И последнее, быть может, важное. Этот дом также счастлив тем, что в этом доме совсем недавно, когда приезжала Нина Николаевна Берберова, встретились две музы Серебряного века. Нина Берберова и Идочка Наппельбаум. И вот это поразительно было, когда две старушки с молодыми глазами, тем более что они не могли тогда, было сложно переписываться. И вдруг они видят друг друга и говорят «здравствуй, Ниночка!», «как ты, Идочка?» Это было совершенно потрясающе!
В. Б. Вы присутствовали?
Е. Б. Нет. Но эти рассказы самой Иды Моисеевны были поразительны, потому как она увидела в глазах её и Ходасевича и всю эту трудную жизнь в изгнании. А та увидела в ней и тюрьму и Сибирь и лагерь, и всё они пережили, и обе эти старушки сидели друг напротив друга. Холёная американская профессорша из Принстона и не менее достойная поразительная с остатками той красоты наппельбауманской, которая была у всех трёх сестёр. Они сидели и разговаривали. И я помню ещё одно. Когда я приходил, кроме того, что она очень много рассказывала и об этом доме и об этих людях и об улице Рубинштейна. И о доме Невский 72, где была студия. Рассказывала очень много. Она всё время подсовывала мне маленькие бутербродики, что бы я как бы ел, заботливо делала чай. Это была такие у нас тайные разговоры. Не тайные от людей. Всегда мне казалось, что она доверяет мне больше. Потому что я готовился к этим встречам. И я их никогда в жизни не забуду.

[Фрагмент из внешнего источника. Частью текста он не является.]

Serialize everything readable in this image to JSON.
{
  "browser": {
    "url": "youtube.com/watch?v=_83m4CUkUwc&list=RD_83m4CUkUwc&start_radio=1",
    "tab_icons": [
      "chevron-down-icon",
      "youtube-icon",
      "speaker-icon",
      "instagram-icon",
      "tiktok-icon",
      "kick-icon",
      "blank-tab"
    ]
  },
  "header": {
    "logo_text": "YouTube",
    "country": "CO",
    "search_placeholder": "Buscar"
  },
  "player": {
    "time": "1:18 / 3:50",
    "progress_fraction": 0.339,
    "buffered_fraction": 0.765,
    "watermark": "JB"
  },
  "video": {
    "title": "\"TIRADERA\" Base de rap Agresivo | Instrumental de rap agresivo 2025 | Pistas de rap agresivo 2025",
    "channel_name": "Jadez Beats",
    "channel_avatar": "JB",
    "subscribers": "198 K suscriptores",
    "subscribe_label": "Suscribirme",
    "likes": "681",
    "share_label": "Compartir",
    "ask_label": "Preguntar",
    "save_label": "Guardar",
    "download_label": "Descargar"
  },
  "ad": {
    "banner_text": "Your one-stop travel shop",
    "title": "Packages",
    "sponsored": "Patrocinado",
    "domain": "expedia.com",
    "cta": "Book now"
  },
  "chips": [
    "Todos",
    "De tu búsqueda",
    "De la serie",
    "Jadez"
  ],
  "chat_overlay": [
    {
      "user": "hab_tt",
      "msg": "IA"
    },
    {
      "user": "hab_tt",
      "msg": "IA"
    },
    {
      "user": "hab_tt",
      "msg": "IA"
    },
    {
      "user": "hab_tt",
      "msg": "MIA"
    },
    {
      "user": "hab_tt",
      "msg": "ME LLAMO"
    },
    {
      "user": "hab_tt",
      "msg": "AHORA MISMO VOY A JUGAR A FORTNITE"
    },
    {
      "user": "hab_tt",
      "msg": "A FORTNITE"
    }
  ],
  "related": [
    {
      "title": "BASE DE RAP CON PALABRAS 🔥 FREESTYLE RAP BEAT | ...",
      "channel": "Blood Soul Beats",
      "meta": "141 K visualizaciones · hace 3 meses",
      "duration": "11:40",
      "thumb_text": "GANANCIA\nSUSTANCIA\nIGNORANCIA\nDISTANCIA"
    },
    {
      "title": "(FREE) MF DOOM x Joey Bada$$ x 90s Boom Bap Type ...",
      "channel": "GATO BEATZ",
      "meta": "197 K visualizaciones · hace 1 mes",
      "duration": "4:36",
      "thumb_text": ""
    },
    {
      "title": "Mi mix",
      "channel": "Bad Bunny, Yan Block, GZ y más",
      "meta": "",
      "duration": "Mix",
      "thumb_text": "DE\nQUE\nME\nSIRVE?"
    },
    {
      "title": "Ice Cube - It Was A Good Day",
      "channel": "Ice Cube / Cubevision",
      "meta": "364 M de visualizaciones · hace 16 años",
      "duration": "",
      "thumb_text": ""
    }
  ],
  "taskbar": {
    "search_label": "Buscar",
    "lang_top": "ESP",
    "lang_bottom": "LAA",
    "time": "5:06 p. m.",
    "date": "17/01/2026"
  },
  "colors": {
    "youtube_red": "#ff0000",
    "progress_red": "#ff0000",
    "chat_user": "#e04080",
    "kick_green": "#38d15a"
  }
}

Она считала, что воспоминания о доме ли о людях ли имеют необыкновенную ценность. И наше дело это помнить навсегда навсегда навсегда. И проходить мимо домов, этих фасадов. Как люди кланяются нам, а мы кланяемся им в благородном поклоне
Что очень важно, что все, кто входили в этот дом, их поражала надпись на дверях. Как афоризм. «Береги дом. Сохраняя его, ты сохраняешь социалистическую собственность!» Мы бережём в памяти этот дом, мы сохраняем поэтическую собственность.
В. Б. Да. В общем, конечно, это замечательный, по-своему замечательный, конечно, дом. Но даже не с точки зрения архитектуры, хотя и это имеет место. Я ещё раз хочу напомнить его адрес. Это угол Графского переулка и улицы Рубинштейна. То есть Графский переулок дом 6 и Рубинштейна 7. Сегодня мы вели репортаж отсюда, от улицы Рубинштейна вместе с петербургским литературоведом Евгением Борисовичем Белодубровским. На сегодня всё. Виктор Бузинов. Прогулки по Петербургу.